Village comes together to boost stem cell donor numbers after friend's cancer diagnosis

Report by Jennie Henry

A village in East Cleveland has come together to boost stem cell donor numbers after being inspired by a local man's cancer diagnosis.

Father-of-two Kevin McPike, 36, from Brotton has acute myeloid leukaemia, which has left him needing a stem cell transplant.

Thankfully, tests have just shown that his brother Michael is a compatible stem cell donor, but Kevin's friends and family wanted to help other people find their stem cell matches too.

Blood cancer charity DKMS joined them at Brotton Village Hall on Saturday 6 April for a special stem cell donor registration event.

Kevin's friend Nicola Fletcher-Borrell helped organise the mass swabbing. She said: "We contacted DKMS to organise today as a charity to work alongside and fortunately Kevin has found his match with his older brother Michael, which is amazing, but there's still lots of other people on the transplant list.

"I think lots of people didn't really know much about leukaemia and what the stem cell transplant process is, so it's been good to get the education out there and help people understand it and then make that decision if they want to become a donor themselves."

Kevin is currently undergoing treatment at James Cook University Hospital, Middlesbrough. Credit: Family photo

Registering as a stem cell donor is a process involving a simple mouth swab and is possible for anyone aged 17-55 and in general good health.

As well as signing up potential donors, the event raised money for DKMS with breakfast buns donated by local butchers, snacks and refreshments in exchange for a small donation, and a tombola and raffle.

Nick Dart, a friend of Kevin's, signed up to the register today. He said: "I've known Kev for a while, and I thought I'd come down. He's got his match, so I'll see if I can help anyone else. It seemed the reasonable thing to do."

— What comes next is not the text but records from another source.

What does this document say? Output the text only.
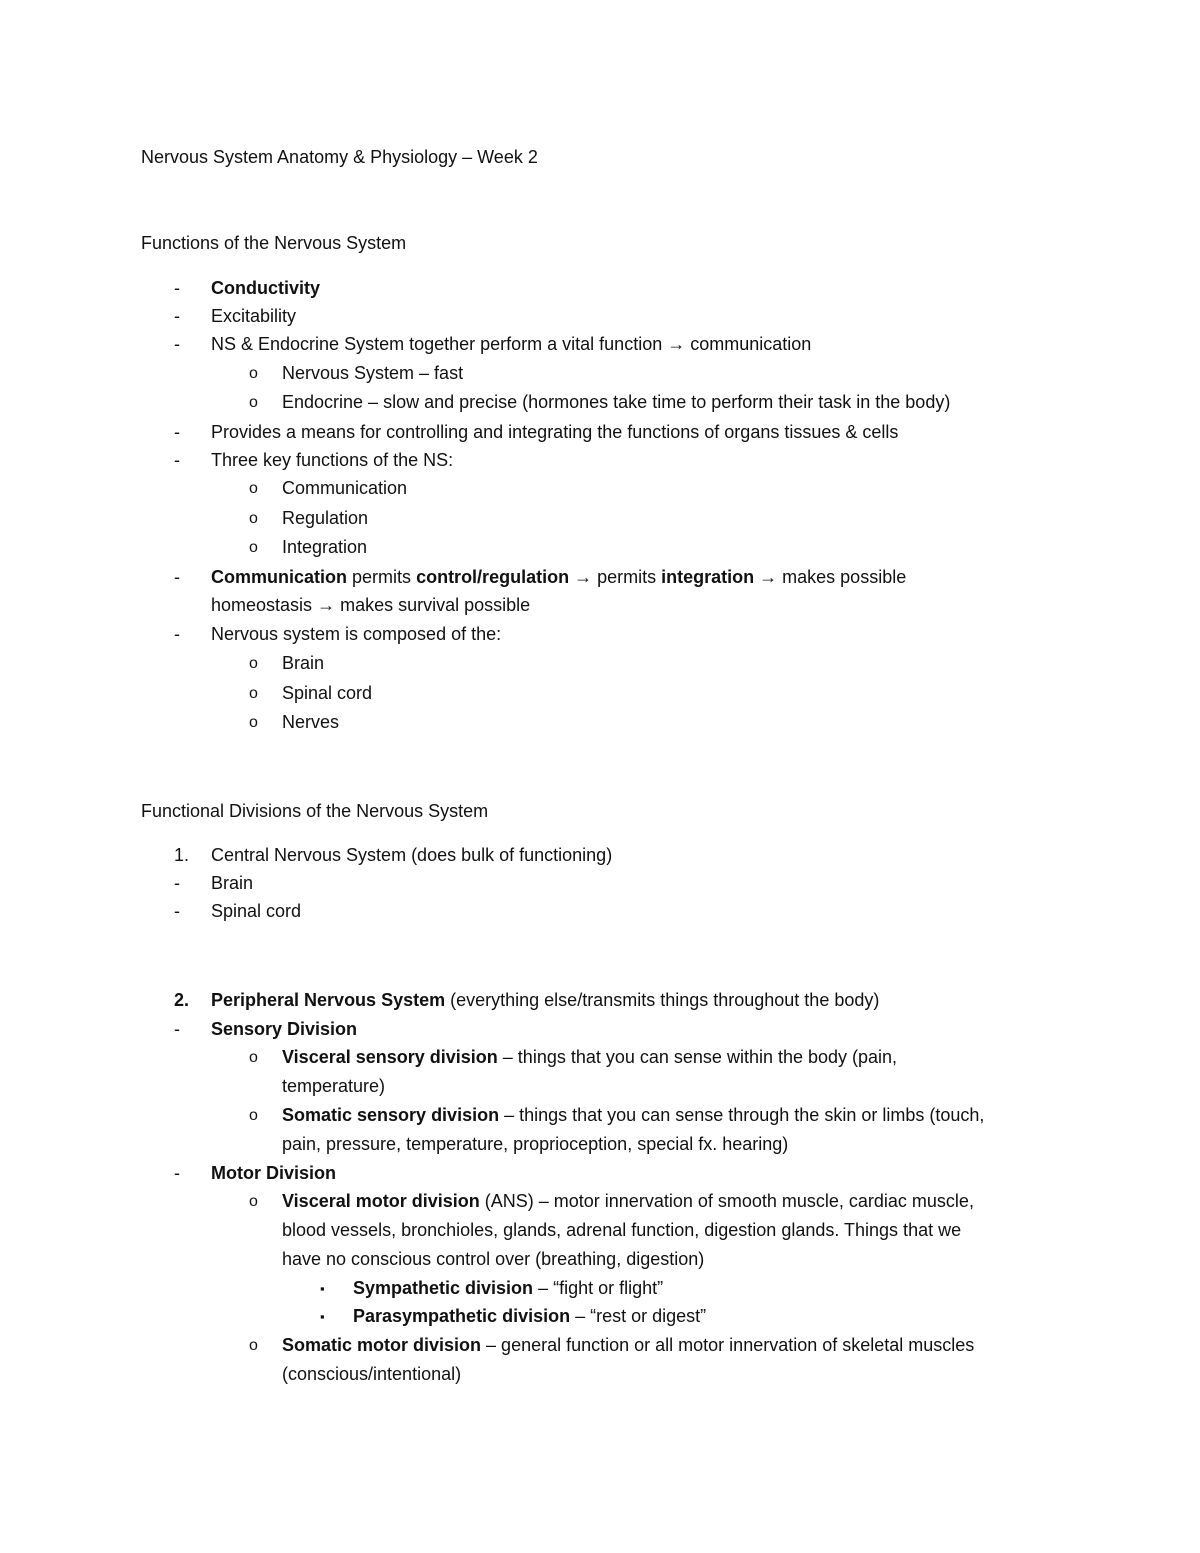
Nervous System Anatomy & Physiology – Week 2
Functions of the Nervous System
- Conductivity
- Excitability
- NS & Endocrine System together perform a vital function → communication
o Nervous System – fast
o Endocrine – slow and precise (hormones take time to perform their task in the body)
- Provides a means for controlling and integrating the functions of organs tissues & cells
- Three key functions of the NS:
o Communication
o Regulation
o Integration
- Communication permits control/regulation → permits integration → makes possible
homeostasis → makes survival possible
- Nervous system is composed of the:
o Brain
o Spinal cord
o Nerves
Functional Divisions of the Nervous System
1. Central Nervous System (does bulk of functioning)
- Brain
- Spinal cord
2. Peripheral Nervous System (everything else/transmits things throughout the body)
- Sensory Division
o Visceral sensory division – things that you can sense within the body (pain,
temperature)
o Somatic sensory division – things that you can sense through the skin or limbs (touch,
pain, pressure, temperature, proprioception, special fx. hearing)
- Motor Division
o Visceral motor division (ANS) – motor innervation of smooth muscle, cardiac muscle,
blood vessels, bronchioles, glands, adrenal function, digestion glands. Things that we
have no conscious control over (breathing, digestion)
▪ Sympathetic division – “fight or flight”
▪ Parasympathetic division – “rest or digest”
o Somatic motor division – general function or all motor innervation of skeletal muscles
(conscious/intentional)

Local resident Adele Shepherd also joined the register today. She added: "I really feel strongly about sense of community from other people, or else what's the point? We need to come together when people are in need. Anything that I can do to help then obviously, I'd like to do that."

Rothiir Magus came to the event after getting a leaflet through the door. After signing up her said: "When it said it was as easy as just a cheek swab can help save someone's life, I just thought, well, it's no time or energy out of my day. So if something as simple as that can help someone else, then why not?"

Blood cancer charity DKMS worked with Kevin's friends and family to organise the event. Credit: ITV Tyne Tees

Blood cancers are the third most common cause of cancer death in the UK, killing almost 13,000 people in the country every year.

At any one time there are around 2,000 people in the UK in need of a stem cell transplant.

Louise Clague, Donor Recruitment Manager at DKMS, said: "Kevin and his friends all know that we've only got 7% of the UK population on the register, so at the minute four out of 10 people don't find their match, so what they're doing today is absolutely brilliant because they're trying to help other people.

"They understand what it's like, not knowing until they found Kevin's brother was a match. It's all uncertainty and we can all do something about it. It's a little cheek swab. It takes 3 minutes. You're going to sit on a register, you could be a lifesaver for somebody."

Anyone wanting to register can do so on the DKMS website.